Tepat pada kegiatan Pengabdian Mahasiswa kepada Masyarakat (PMM) yang digelar selama satu bulan penuh, kelompok 78 gelombang 4 menunjukkan eksistensinya. Berkolaborasi dengan guru dan siswa-siswi RA 08 Dewi Sartika Junrejo, Kota Batu, mereka turut serta dalam upaya penguatan karekter dan identitas nasional. Menciptakan media belajar anak yang berfokus pada gambar Burung Garuda sebagai simbol negara.
Dalam prosesnya, siswa dihadapkan dengan tantangan gambar Burung Garuda tanpa logo Pancasila. Mereka diminta untuk mengurutkan logo-logo Pancasila hingga bunyi kelima silanya. Selama pembelajaran berlangsung, mereka berperan aktif dan bersungguh-sungguh untuk menyusun logo dan bunyi Pancasila yang tepat.
Tentu, program ini tak lepas dari diskusi dan pengawasan Bapak Ach.

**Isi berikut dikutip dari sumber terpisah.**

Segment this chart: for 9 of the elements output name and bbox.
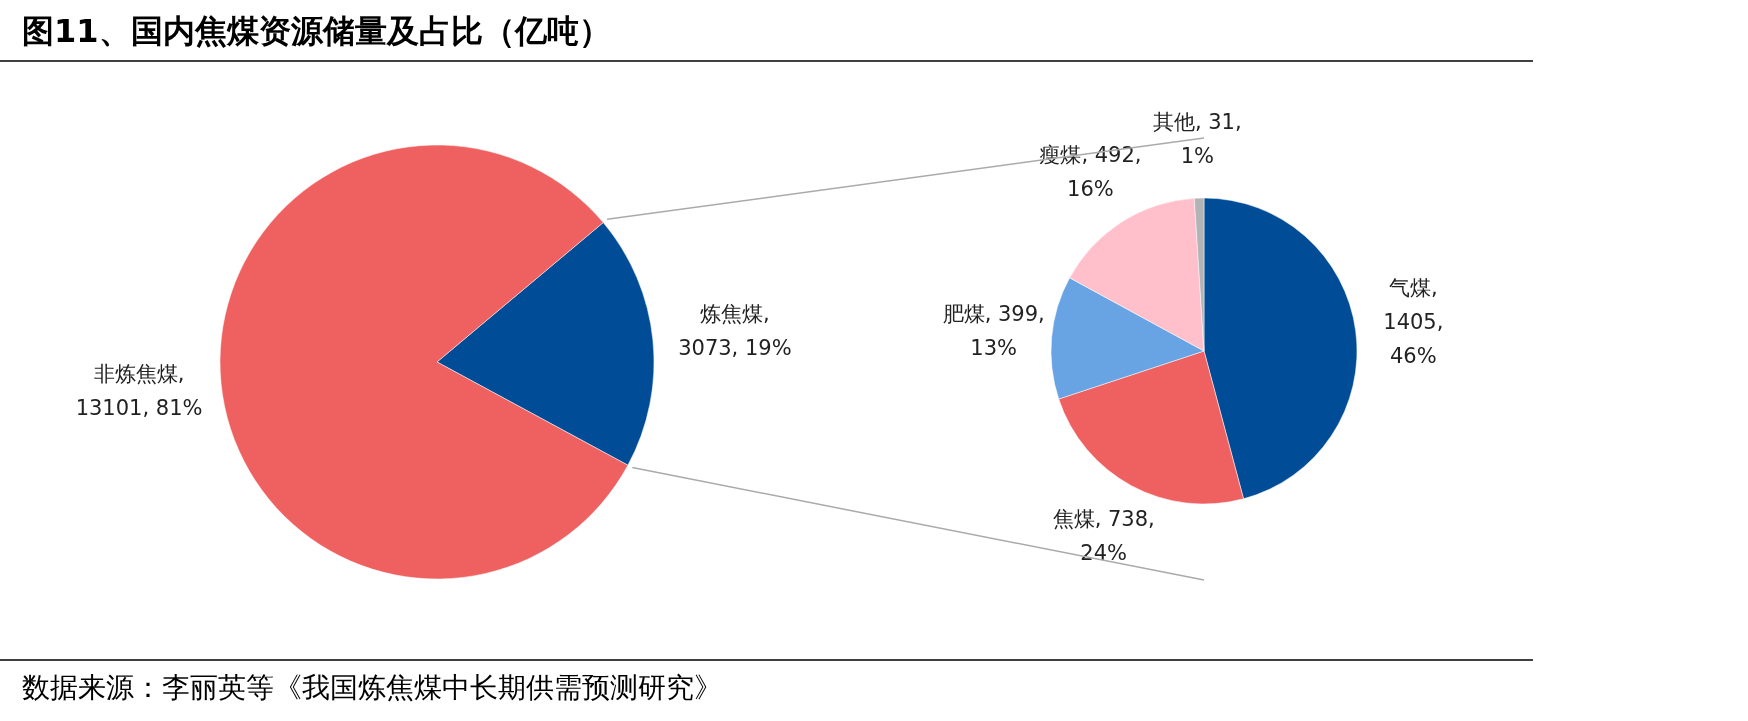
source-note: 数据来源：李丽英等《我国炼焦煤中长期供需预测研究》 (22, 671, 722, 704)
slice-label: 非炼焦煤, 13101, 81% (75, 362, 203, 421)
slice-label: 其他, 31, 1% (1152, 109, 1242, 168)
chart-title: 图11、国内焦煤资源储量及占比（亿吨） (22, 12, 611, 50)
slice-label: 瘦煤, 492, 16% (1039, 143, 1142, 201)
slice-label: 肥煤, 399, 13% (942, 302, 1045, 361)
slice-label: 气煤, 1405, 46% (1383, 276, 1444, 369)
slice-label: 焦煤, 738, 24% (1052, 506, 1155, 565)
slice-label: 炼焦煤, 3073, 19% (678, 301, 792, 360)
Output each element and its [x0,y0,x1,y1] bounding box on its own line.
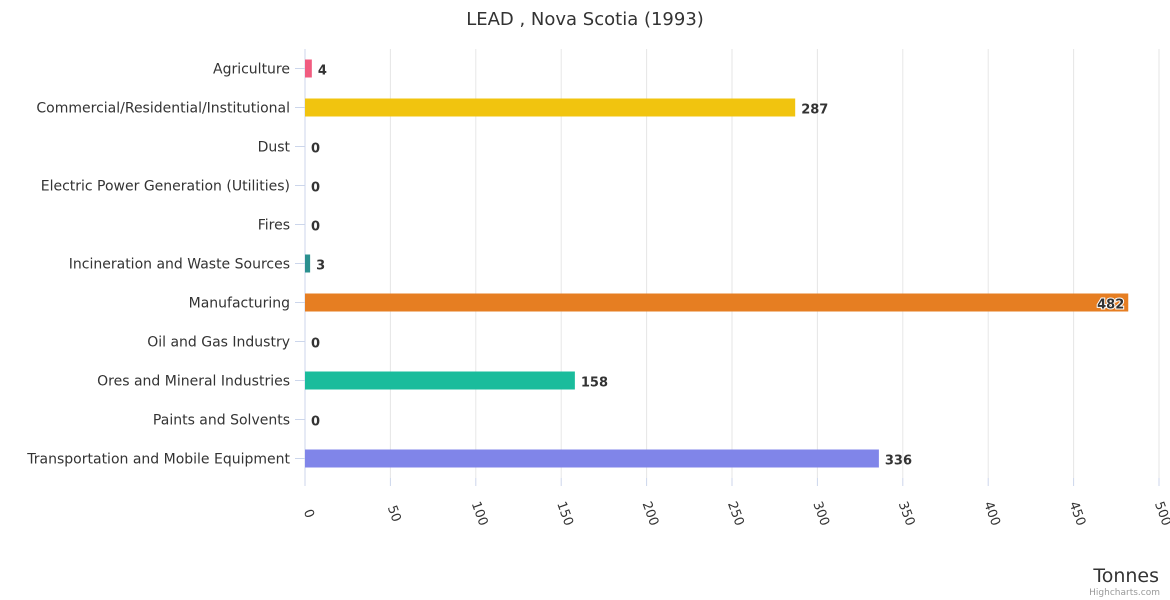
data-label: 0 [311,142,320,157]
bar[interactable] [305,293,1129,312]
tick-label: 400 [980,500,1003,528]
category-label: Paints and Solvents [153,413,290,429]
tick-label: 450 [1066,500,1089,528]
data-label: 0 [311,415,320,430]
data-label: 158 [581,376,608,391]
tick-label: 0 [300,507,317,520]
tick-label: 300 [809,500,832,528]
category-label: Ores and Mineral Industries [97,374,290,390]
bar[interactable] [305,254,311,273]
category-label: Oil and Gas Industry [147,335,290,351]
category-label: Agriculture [213,62,290,78]
category-label: Transportation and Mobile Equipment [26,452,290,468]
category-label: Electric Power Generation (Utilities) [41,179,290,195]
category-labels: Agriculture Commercial/Residential/Instit… [26,62,305,468]
bars [305,59,1129,468]
category-label: Commercial/Residential/Institutional [36,101,290,117]
tick-label: 350 [895,500,918,528]
data-label: 287 [801,103,828,118]
value-axis-title: Tonnes [1092,565,1159,587]
category-label: Dust [258,140,291,156]
value-tick-labels: 0 50 100 150 200 250 300 350 400 450 500 [300,500,1170,528]
credits-link[interactable]: Highcharts.com [1089,588,1160,598]
tick-label: 500 [1151,500,1170,528]
tick-label: 100 [468,500,491,528]
tick-label: 150 [553,500,576,528]
tick-label: 50 [384,503,404,524]
bar[interactable] [305,98,796,117]
tick-label: 200 [639,500,662,528]
grid-lines [304,49,1160,486]
data-label: 0 [311,181,320,196]
category-label: Manufacturing [189,296,290,312]
chart-title: LEAD , Nova Scotia (1993) [466,9,704,30]
data-labels: 4 287 0 0 0 3 482 0 158 0 336 [311,64,1125,469]
tick-label: 250 [724,500,747,528]
bar[interactable] [305,59,312,78]
data-label: 0 [311,337,320,352]
data-label: 336 [885,454,912,469]
category-label: Incineration and Waste Sources [69,257,290,273]
bar[interactable] [305,371,575,390]
category-label: Fires [258,218,290,234]
data-label: 482 [1097,298,1124,313]
bar[interactable] [305,449,879,468]
data-label: 4 [318,64,327,79]
data-label: 0 [311,220,320,235]
data-label: 3 [316,259,325,274]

Apriyanto Romadhan, S.IP., M.Si selaku Dosen Pembimbing Lapangan (DPL) kelompok 78 gelombang 4. Merujuk pada visi dan misi Direktorat Penelitian dan Pengabdian kepada Masyarakat (DPPM), hilirisasi nilai-nilai Pancasila yang diintegrasikan dalam kehidupan sehari-hari dapat menjadi penopang pembangunan karakter dan identitas nasional.

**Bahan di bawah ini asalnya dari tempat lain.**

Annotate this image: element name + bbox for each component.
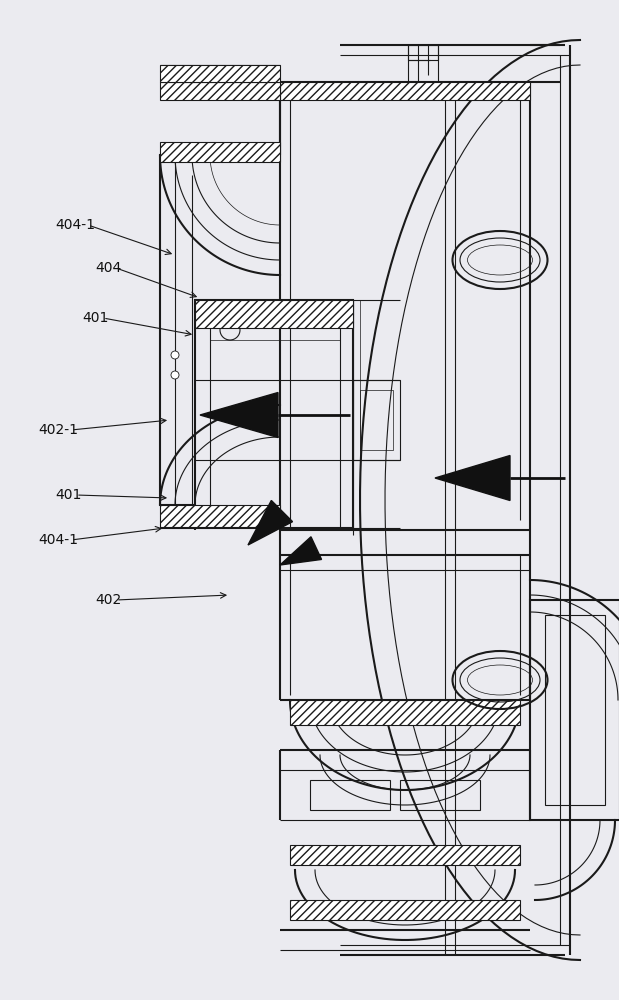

Maka dari itu, koordinator kelompok 78 Nurjihan Nabilahsari mengajak anggotanya untuk ikut andil dalam memberikan dampak positif bagi bangsa dan negara. Lebih lanjut, kelompok ini menjadi contoh nyata keberagaman Indonesia yang diperkenalkan pada siswa-siswi merupakan kebhinnekaan. Berasal dari latar belakang yang berbeda, tapi dapat bersatu dan bekerja sama sebagai tim.
Dafa Wakyu merupakan anak rantauan Tuban, Masitha Aulia berasal dari Ibu Kota Provinsi Jawa Timur, Alif Rayhan merupakan penduduk Bogor, dan Ratna Diana warga asli Malang. Logat mereka dalam berdialog tentu sudah mencerminkan perbedaan ruang lingkup dalam bertumbuh dan berkembang. Namun, mereka telah berhasil mengintegrasikan sila ke-3 dan menjadi contoh positif bagi Anak Usia Dini dalam upaya memahami nilai-nilai Pancasila.